Japonia wycofa wojska z Iraku
Szef dyplomacji japońskiej Taro Aso
oświadczył, że jest prawdopodobne, iż żołnierze jego
kraju wrócą wkrótce z Iraku. Prasa japońska zapowiada, że w
przyszłym tygodniu wojska koalicyjne przekażą stronie irackiej
odpowiedzialność za bezpieczeństwo w prowincji Musanna, gdzie
stacjonują Japończycy.
16.06.2006 | aktual.: 16.06.2006 15:39
Musanna jest częścią szyickiego, względnie spokojnego południa Iraku. Około 600 żołnierzy japońskich stacjonuje w głównym mieście prowincji, Samawie, i wykonuje zadania niebojowe - pomaga w odbudowie infrastruktury.
Ochronę japońskich saperów zapewnia 460 żołnierzy australijskich, którzy czuwają także nad bezpieczeństwem prowincji razem z Brytyjczykami, odpowiedzialnymi za stabilizację Musanny i trzech innych południowych prowincji kraju.
Japońska agencja prasowa Kyodo podała, że w zeszłym tygodniu na spotkaniu przedstawicieli resortów obrony Wielkiej Brytanii, Australii i Japonii w Londynie Brytyjczycy poinformowali, iż w najbliższy wtorek premier Iraku Nuri al-Maliki zakomunikuje o przejęciu odpowiedzialności za Musannę przez władze irackie.
Według Kyodo, gdy to nastąpi, Londyn oznajmi, że wycofuje z Musanny swoje wojska, po czym podobne deklaracje ogłoszą Japonia i Australia.
Japońska telewizja publiczna NHK podała, że ewakuacja wojsk japońskich mogłaby rozpocząć się pod koniec czerwca i potrwać dwa miesiące.
W Bagdadzie wicepremier Salam az-Zubaji potwierdził w piątek istnienie porozumienia o przejęciu w tym miesiącu przez stronę iracką odpowiedzialności za część południowego Iraku.

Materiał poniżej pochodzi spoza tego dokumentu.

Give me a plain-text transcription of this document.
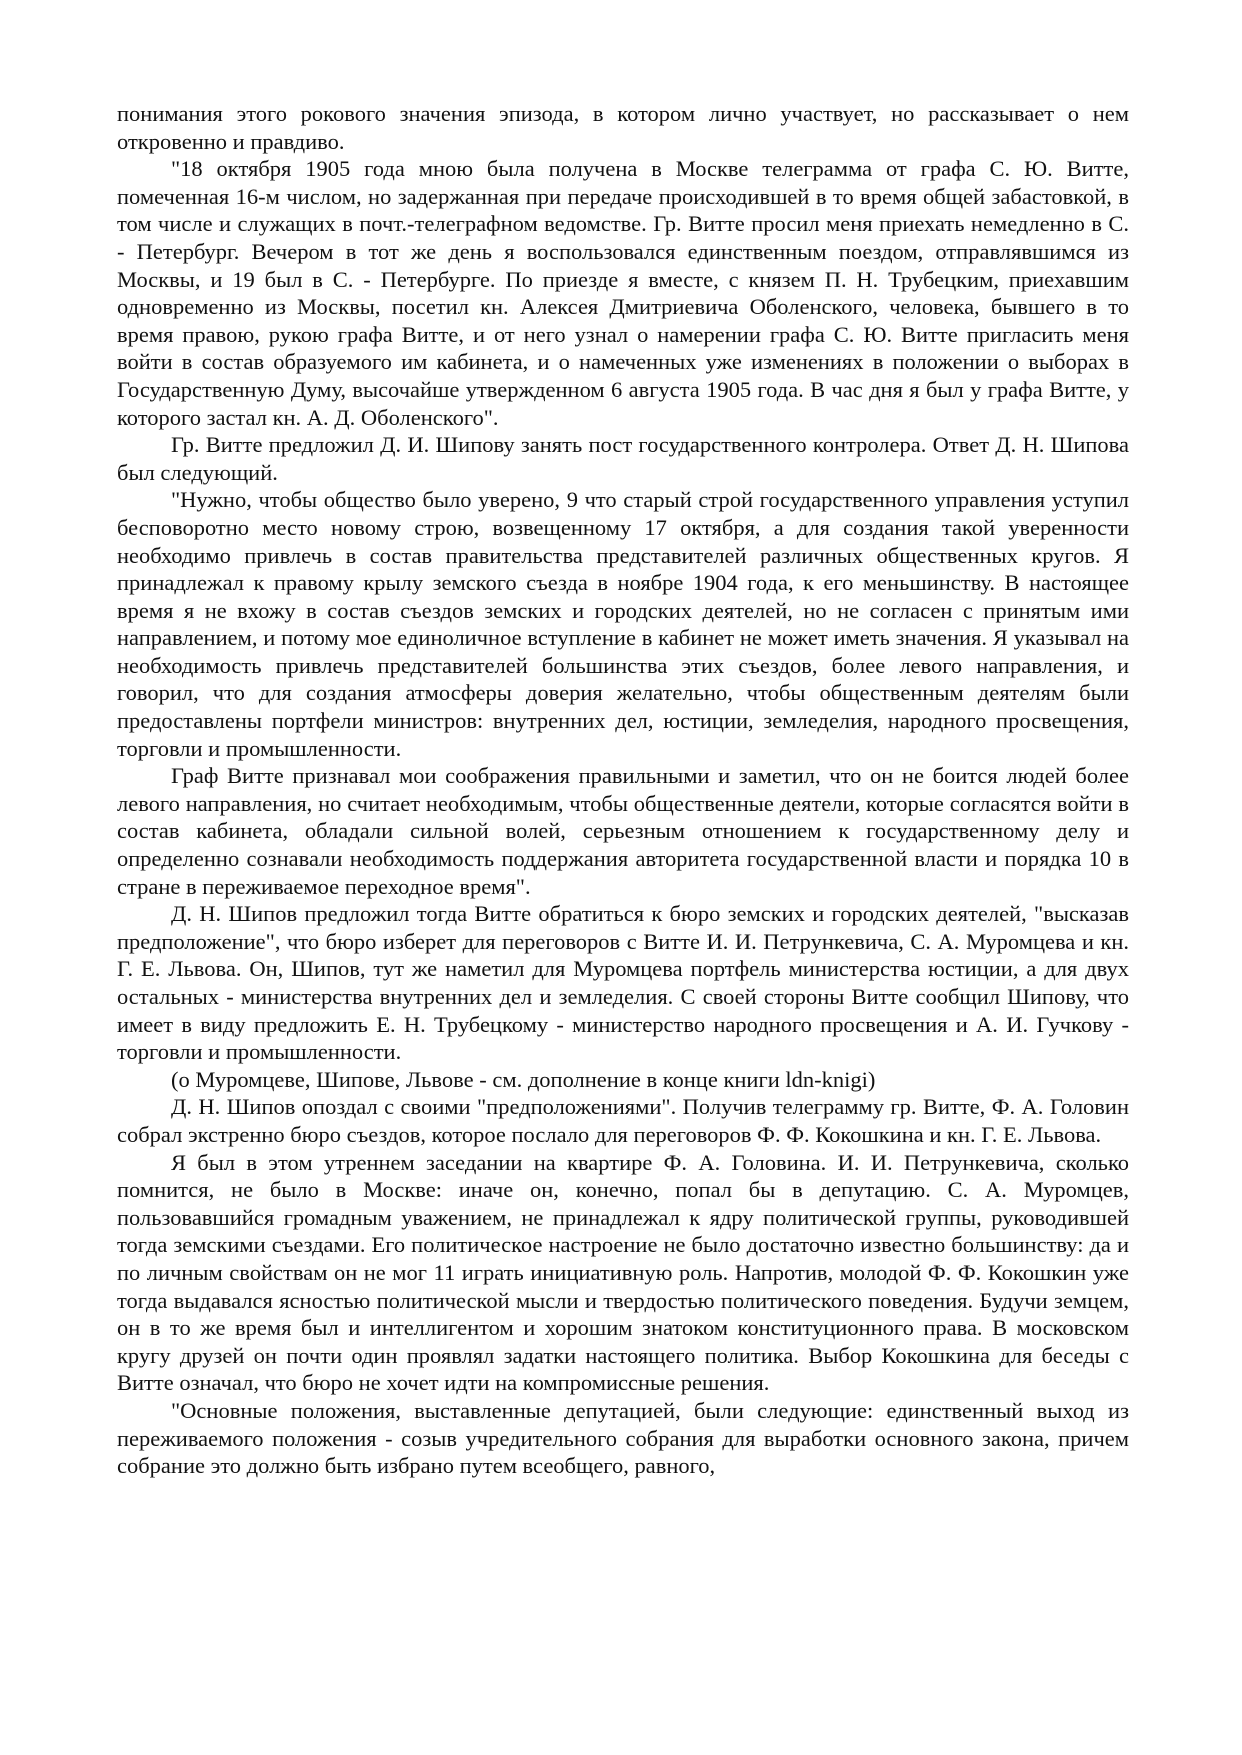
понимания этого рокового значения эпизода, в котором лично участвует, но рассказывает о нем откровенно и правдиво.

"18 октября 1905 года мною была получена в Москве телеграмма от графа С. Ю. Витте, помеченная 16-м числом, но задержанная при передаче происходившей в то время общей забастовкой, в том числе и служащих в почт.-телеграфном ведомстве. Гр. Витте просил меня приехать немедленно в С. - Петербург. Вечером в тот же день я воспользовался единственным поездом, отправлявшимся из Москвы, и 19 был в С. - Петербурге. По приезде я вместе, с князем П. Н. Трубецким, приехавшим одновременно из Москвы, посетил кн. Алексея Дмитриевича Оболенского, человека, бывшего в то время правою, рукою графа Витте, и от него узнал о намерении графа С. Ю. Витте пригласить меня войти в состав образуемого им кабинета, и о намеченных уже изменениях в положении о выборах в Государственную Думу, высочайше утвержденном 6 августа 1905 года. В час дня я был у графа Витте, у которого застал кн. А. Д. Оболенского".

Гр. Витте предложил Д. И. Шипову занять пост государственного контролера. Ответ Д. Н. Шипова был следующий.

"Нужно, чтобы общество было уверено, 9 что старый строй государственного управления уступил бесповоротно место новому строю, возвещенному 17 октября, а для создания такой уверенности необходимо привлечь в состав правительства представителей различных общественных кругов. Я принадлежал к правому крылу земского съезда в ноябре 1904 года, к его меньшинству. В настоящее время я не вхожу в состав съездов земских и городских деятелей, но не согласен с принятым ими направлением, и потому мое единоличное вступление в кабинет не может иметь значения. Я указывал на необходимость привлечь представителей большинства этих съездов, более левого направления, и говорил, что для создания атмосферы доверия желательно, чтобы общественным деятелям были предоставлены портфели министров: внутренних дел, юстиции, земледелия, народного просвещения, торговли и промышленности.

Граф Витте признавал мои соображения правильными и заметил, что он не боится людей более левого направления, но считает необходимым, чтобы общественные деятели, которые согласятся войти в состав кабинета, обладали сильной волей, серьезным отношением к государственному делу и определенно сознавали необходимость поддержания авторитета государственной власти и порядка 10 в стране в переживаемое переходное время".

Д. Н. Шипов предложил тогда Витте обратиться к бюро земских и городских деятелей, "высказав предположение", что бюро изберет для переговоров с Витте И. И. Петрункевича, С. А. Муромцева и кн. Г. Е. Львова. Он, Шипов, тут же наметил для Муромцева портфель министерства юстиции, а для двух остальных - министерства внутренних дел и земледелия. С своей стороны Витте сообщил Шипову, что имеет в виду предложить Е. Н. Трубецкому - министерство народного просвещения и А. И. Гучкову - торговли и промышленности.

(о Муромцеве, Шипове, Львове - см. дополнение в конце книги ldn-knigi)

Д. Н. Шипов опоздал с своими "предположениями". Получив телеграмму гр. Витте, Ф. А. Головин собрал экстренно бюро съездов, которое послало для переговоров Ф. Ф. Кокошкина и кн. Г. Е. Львова.

Я был в этом утреннем заседании на квартире Ф. А. Головина. И. И. Петрункевича, сколько помнится, не было в Москве: иначе он, конечно, попал бы в депутацию. С. А. Муромцев, пользовавшийся громадным уважением, не принадлежал к ядру политической группы, руководившей тогда земскими съездами. Его политическое настроение не было достаточно известно большинству: да и по личным свойствам он не мог 11 играть инициативную роль. Напротив, молодой Ф. Ф. Кокошкин уже тогда выдавался ясностью политической мысли и твердостью политического поведения. Будучи земцем, он в то же время был и интеллигентом и хорошим знатоком конституционного права. В московском кругу друзей он почти один проявлял задатки настоящего политика. Выбор Кокошкина для беседы с Витте означал, что бюро не хочет идти на компромиссные решения.

"Основные положения, выставленные депутацией, были следующие: единственный выход из переживаемого положения - созыв учредительного собрания для выработки основного закона, причем собрание это должно быть избрано путем всеобщего, равного,
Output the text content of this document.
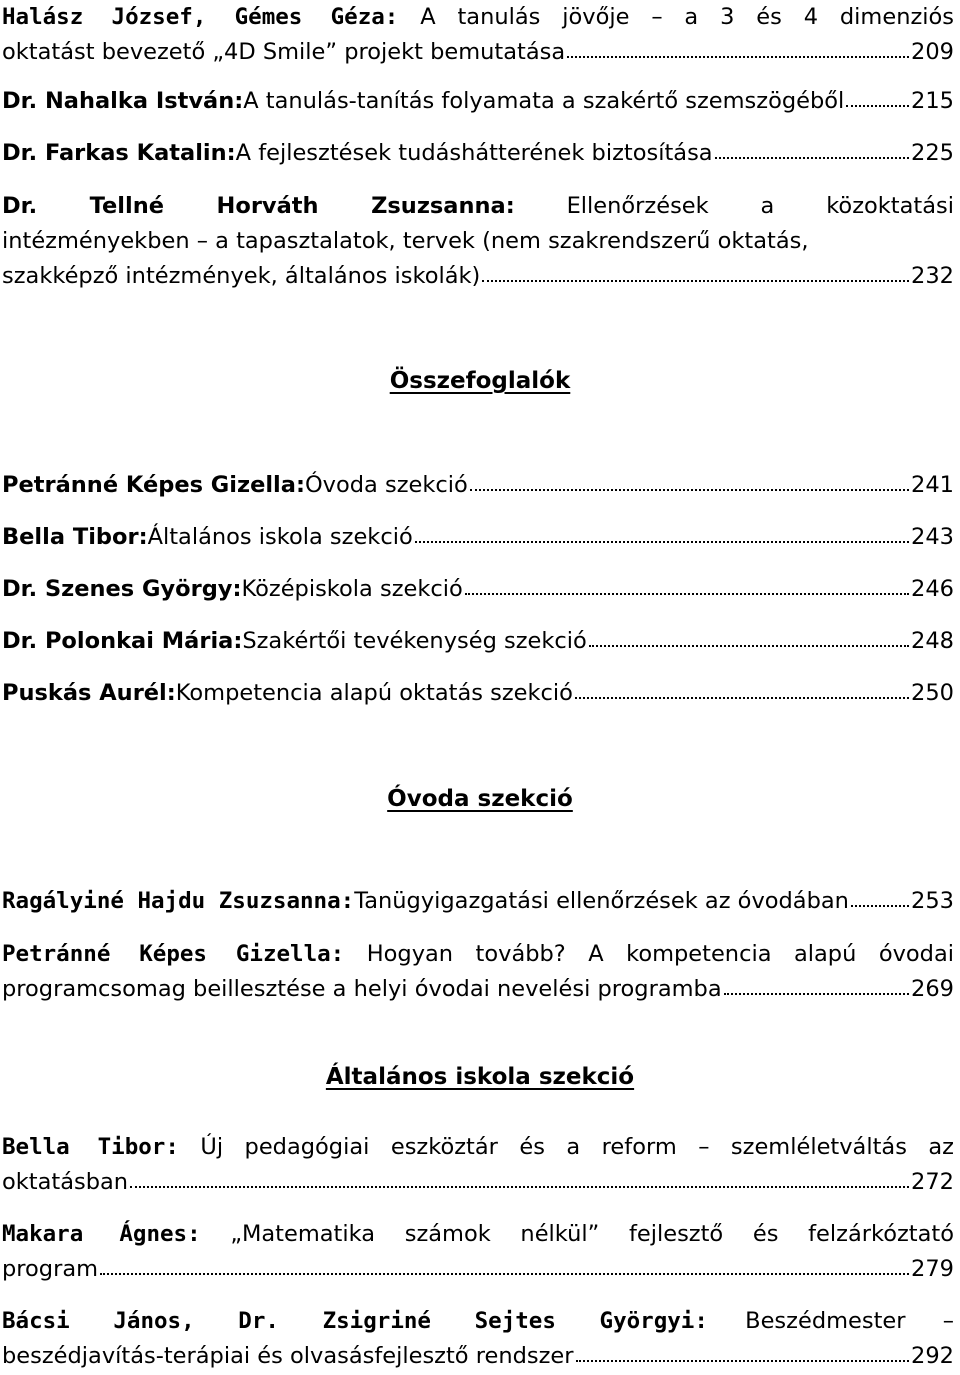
Halász József, Gémes Géza: A tanulás jövője – a 3 és 4 dimenziós
oktatást bevezető „4D Smile” projekt bemutatása	209
Dr. Nahalka István: A tanulás-tanítás folyamata a szakértő szemszögéből	215
Dr. Farkas Katalin: A fejlesztések tudáshátterének biztosítása	225
Dr. Tellné Horváth Zsuzsanna: Ellenőrzések a közoktatási
intézményekben – a tapasztalatok, tervek (nem szakrendszerű oktatás,
szakképző intézmények, általános iskolák)	232
Összefoglalók
Petránné Képes Gizella: Óvoda szekció	241
Bella Tibor: Általános iskola szekció	243
Dr. Szenes György: Középiskola szekció	246
Dr. Polonkai Mária: Szakértői tevékenység szekció	248
Puskás Aurél: Kompetencia alapú oktatás szekció	250
Óvoda szekció
Ragályiné Hajdu Zsuzsanna: Tanügyigazgatási ellenőrzések az óvodában	253
Petránné Képes Gizella: Hogyan tovább? A kompetencia alapú óvodai
programcsomag beillesztése a helyi óvodai nevelési programba	269
Általános iskola szekció
Bella Tibor: Új pedagógiai eszköztár és a reform – szemléletváltás az
oktatásban	272
Makara Ágnes: „Matematika számok nélkül” fejlesztő és felzárkóztató
program	279
Bácsi János, Dr. Zsigriné Sejtes Györgyi: Beszédmester –
beszédjavítás-terápiai és olvasásfejlesztő rendszer	292
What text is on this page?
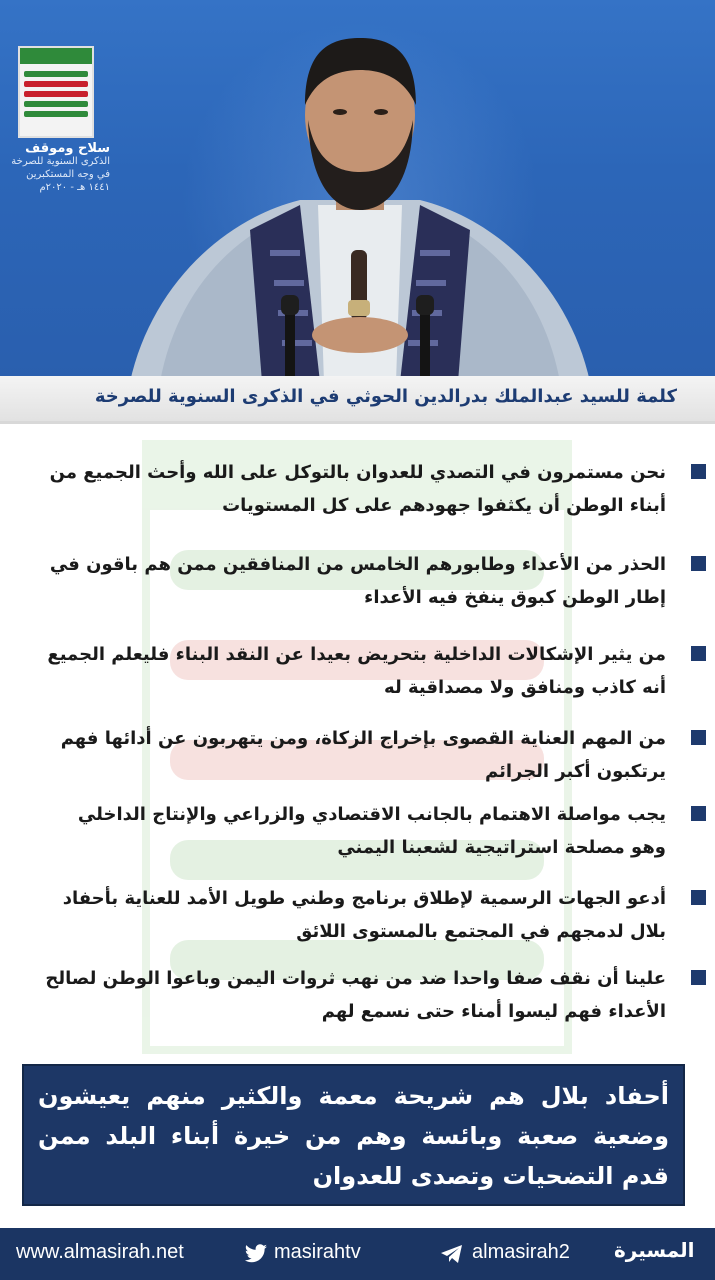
سلاح وموقف
الذكرى السنوية للصرخة
في وجه المستكبرين
١٤٤١ هـ - ٢٠٢٠م
كلمة للسيد عبدالملك بدرالدين الحوثي في الذكرى السنوية للصرخة
نحن مستمرون في التصدي للعدوان بالتوكل على الله وأحث الجميع من أبناء الوطن أن يكثفوا جهودهم على كل المستويات
الحذر من الأعداء وطابورهم الخامس من المنافقين ممن هم باقون في إطار الوطن كبوق ينفخ فيه الأعداء
من يثير الإشكالات الداخلية بتحريض بعيدا عن النقد البناء فليعلم الجميع أنه كاذب ومنافق ولا مصداقية له
من المهم العناية القصوى بإخراج الزكاة، ومن يتهربون عن أدائها فهم يرتكبون أكبر الجرائم
يجب مواصلة الاهتمام بالجانب الاقتصادي والزراعي والإنتاج الداخلي وهو مصلحة استراتيجية لشعبنا اليمني
أدعو الجهات الرسمية لإطلاق برنامج وطني طويل الأمد للعناية بأحفاد بلال لدمجهم في المجتمع بالمستوى اللائق
علينا أن نقف صفا واحدا ضد من نهب ثروات اليمن وباعوا الوطن لصالح الأعداء فهم ليسوا أمناء حتى نسمع لهم
أحفاد بلال هم شريحة معمة والكثير منهم يعيشون وضعية صعبة وبائسة وهم من خيرة أبناء البلد ممن قدم التضحيات وتصدى للعدوان
www.almasirah.net	masirahtv	almasirah2 المسيرة
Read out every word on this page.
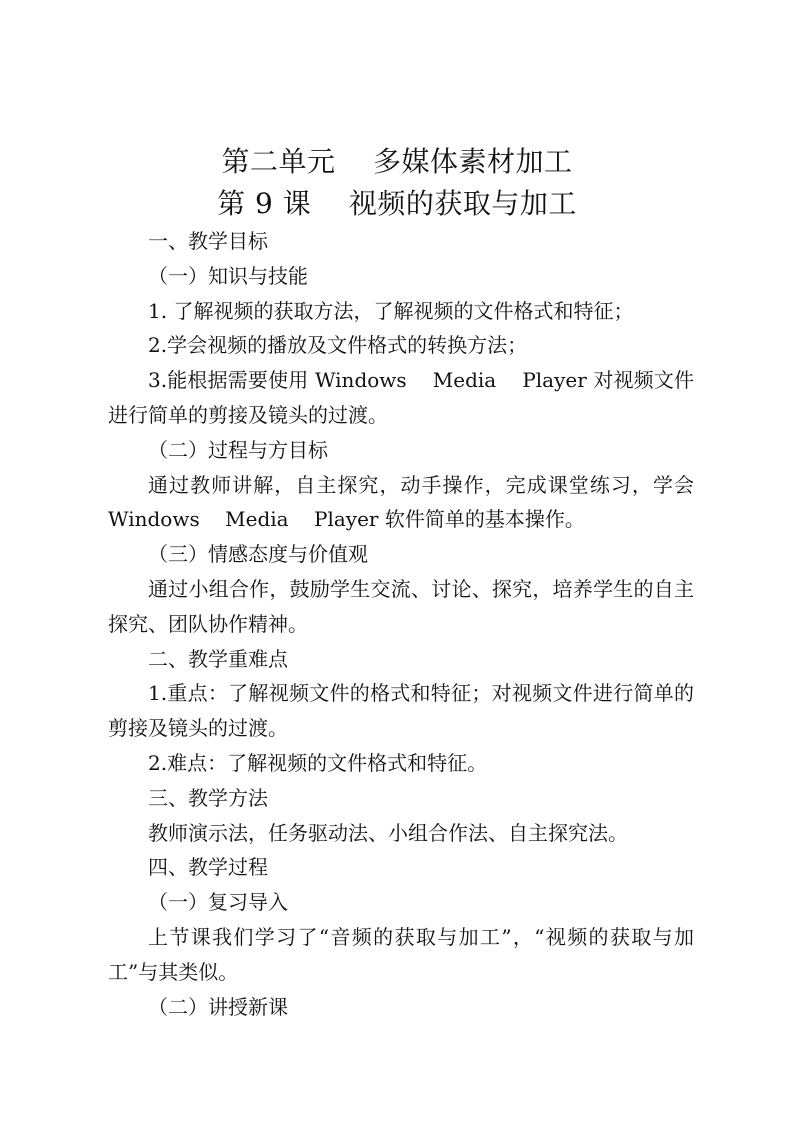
第二单元    多媒体素材加工
第 9 课    视频的获取与加工

一、教学目标

（一）知识与技能

1. 了解视频的获取方法，了解视频的文件格式和特征；

2.学会视频的播放及文件格式的转换方法；

3.能根据需要使用 Windows    Media    Player 对视频文件进行简单的剪接及镜头的过渡。

（二）过程与方目标

通过教师讲解，自主探究，动手操作，完成课堂练习，学会 Windows    Media    Player 软件简单的基本操作。

（三）情感态度与价值观

通过小组合作，鼓励学生交流、讨论、探究，培养学生的自主探究、团队协作精神。

二、教学重难点

1.重点：了解视频文件的格式和特征；对视频文件进行简单的剪接及镜头的过渡。

2.难点：了解视频的文件格式和特征。

三、教学方法

教师演示法，任务驱动法、小组合作法、自主探究法。

四、教学过程

（一）复习导入

上节课我们学习了“音频的获取与加工”，“视频的获取与加工”与其类似。

（二）讲授新课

Nie mógł jednak potwierdzić, że komunikat o przekazaniu prowincji Musanna zostanie ogłoszony we wtorek, ani podać innych szczegółów.
Rzecznik australijskiego Ministerstwa Obrony Nigel Blunden powiedział, że po wycofaniu się Japończyków żołnierze australijscy, którzy ich tam chronili, zaczną wykonywać inne zadania. Australia nie zamierza wycofywać swych wojsk z Iraku. Zobowiązaliśmy się pozostawić je w Iraku do czasu zakończenia misji - dodał Blunden.
Australia ma w Iraku i w regionie Zatoki Perskiej 1320 żołnierzy.
Armia iracka już od pewnego czasu przejmuje od wojsk amerykańskich część baz wojskowych i nadzór - w postaci patrolowania - w poszczególnych okręgach, miastach czy dzielnicach (jak w Bagdadzie).
W końcu stycznia dowodzona przez Polskę wielonarodowa dywizja Centrum-Południe przekazała 8. dywizji wojsk irackich odpowiedzialność za prowincje Wasit i Diwanija. Pozostała tam jednak i teraz szkoli żołnierzy irackich, a w razie potrzeby użycza im wsparcia.
Przewodniczący Kolegium Szefów Sztabów USA gen. Peter Pace oświadczył 17 maja w Senacie amerykańskim, że na razie wojska USA nie mogłyby opuścić żadnej z 18 prowincji irackich, choć w większości z nich panuje względny spokój. Wyjaśnił, że armia iracka nie rozporządza jeszcze należytym zapleczem logistycznym, nie ma też sprawnej struktury dowodzenia.